Dutch PM Mark Rutte said the Netherlands asked Turkey to desist as they feared “compromised public order and security”.

However, many European nations have also expressed deep disquiet about Turkey’s response to the July coup attempt and the country’s perceived slide towards authoritarianism under Recep Tayyip Erdogan.

Germany in particular has been critical of the mass arrests and purges that followed – with nearly 100,000 civil servants removed from their posts.

Recep Tayyip Erdogan has lashed out at Germany and the Netherlands, denouncing the Dutch government as “Nazi remnants and fascists”, while accusing Germany of “Nazi practices”.

German Chancellor Angela Merkel has condemned the Nazi jibe as “unacceptable”, while Mark Rutte dismissed it as a “crazy remark”.

However, Recep Tayyip Erdogan escalated the rhetoric after the Netherlands banned his foreign minister Mevlut Cavusoglu from entering the country by plane by threatening to block Dutch flights.
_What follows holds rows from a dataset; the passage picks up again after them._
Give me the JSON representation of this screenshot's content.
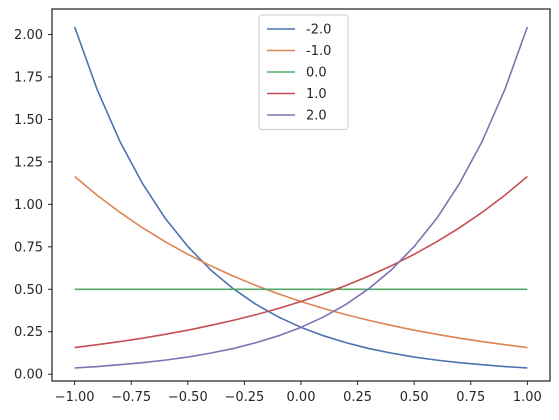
{
  "chart_data": {
    "type": "line",
    "title": "",
    "xlabel": "",
    "ylabel": "",
    "xlim": [
      -1.1,
      1.1
    ],
    "ylim": [
      -0.04,
      2.15
    ],
    "grid": false,
    "legend_position": "top-center",
    "xticks": [
      {
        "value": -1.0,
        "label": "−1.00"
      },
      {
        "value": -0.75,
        "label": "−0.75"
      },
      {
        "value": -0.5,
        "label": "−0.50"
      },
      {
        "value": -0.25,
        "label": "−0.25"
      },
      {
        "value": 0.0,
        "label": "0.00"
      },
      {
        "value": 0.25,
        "label": "0.25"
      },
      {
        "value": 0.5,
        "label": "0.50"
      },
      {
        "value": 0.75,
        "label": "0.75"
      },
      {
        "value": 1.0,
        "label": "1.00"
      }
    ],
    "yticks": [
      {
        "value": 0.0,
        "label": "0.00"
      },
      {
        "value": 0.25,
        "label": "0.25"
      },
      {
        "value": 0.5,
        "label": "0.50"
      },
      {
        "value": 0.75,
        "label": "0.75"
      },
      {
        "value": 1.0,
        "label": "1.00"
      },
      {
        "value": 1.25,
        "label": "1.25"
      },
      {
        "value": 1.5,
        "label": "1.50"
      },
      {
        "value": 1.75,
        "label": "1.75"
      },
      {
        "value": 2.0,
        "label": "2.00"
      }
    ],
    "x": [
      -1.0,
      -0.9,
      -0.8,
      -0.7,
      -0.6,
      -0.5,
      -0.4,
      -0.3,
      -0.2,
      -0.1,
      0.0,
      0.1,
      0.2,
      0.3,
      0.4,
      0.5,
      0.6,
      0.7,
      0.8,
      0.9,
      1.0
    ],
    "series": [
      {
        "name": "-2.0",
        "color": "#4c72b0",
        "values": [
          2.045,
          1.674,
          1.37,
          1.122,
          0.918,
          0.752,
          0.615,
          0.504,
          0.412,
          0.337,
          0.276,
          0.226,
          0.185,
          0.151,
          0.124,
          0.101,
          0.083,
          0.068,
          0.056,
          0.045,
          0.037
        ]
      },
      {
        "name": "-1.0",
        "color": "#dd8452",
        "values": [
          1.164,
          1.053,
          0.953,
          0.862,
          0.78,
          0.706,
          0.639,
          0.578,
          0.523,
          0.473,
          0.428,
          0.387,
          0.35,
          0.317,
          0.287,
          0.259,
          0.235,
          0.212,
          0.192,
          0.174,
          0.157
        ]
      },
      {
        "name": "0.0",
        "color": "#55a868",
        "values": [
          0.5,
          0.5,
          0.5,
          0.5,
          0.5,
          0.5,
          0.5,
          0.5,
          0.5,
          0.5,
          0.5,
          0.5,
          0.5,
          0.5,
          0.5,
          0.5,
          0.5,
          0.5,
          0.5,
          0.5,
          0.5
        ]
      },
      {
        "name": "1.0",
        "color": "#c44e52",
        "values": [
          0.157,
          0.174,
          0.192,
          0.212,
          0.235,
          0.259,
          0.287,
          0.317,
          0.35,
          0.387,
          0.428,
          0.473,
          0.523,
          0.578,
          0.639,
          0.706,
          0.78,
          0.862,
          0.953,
          1.053,
          1.164
        ]
      },
      {
        "name": "2.0",
        "color": "#8172b3",
        "values": [
          0.037,
          0.045,
          0.056,
          0.068,
          0.083,
          0.101,
          0.124,
          0.151,
          0.185,
          0.226,
          0.276,
          0.337,
          0.412,
          0.504,
          0.615,
          0.752,
          0.918,
          1.122,
          1.37,
          1.674,
          2.045
        ]
      }
    ]
  }
}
The Turkish president said: “Ban our foreign minister from flying however much you like, but from now on, let’s see how your flights will land in Turkey.”

Mevlut Cavusoglu also warned Turkey would impose heavy sanctions if his visit was blocked.

Fatma Betul Sayan Kaya ‘s arrival, by road, was seen as a further provocation by Turkey on the part of the Dutch – although Mark Rutte says his government remains “in favor” of speaking with President Erdogan and his colleagues to find a resolution.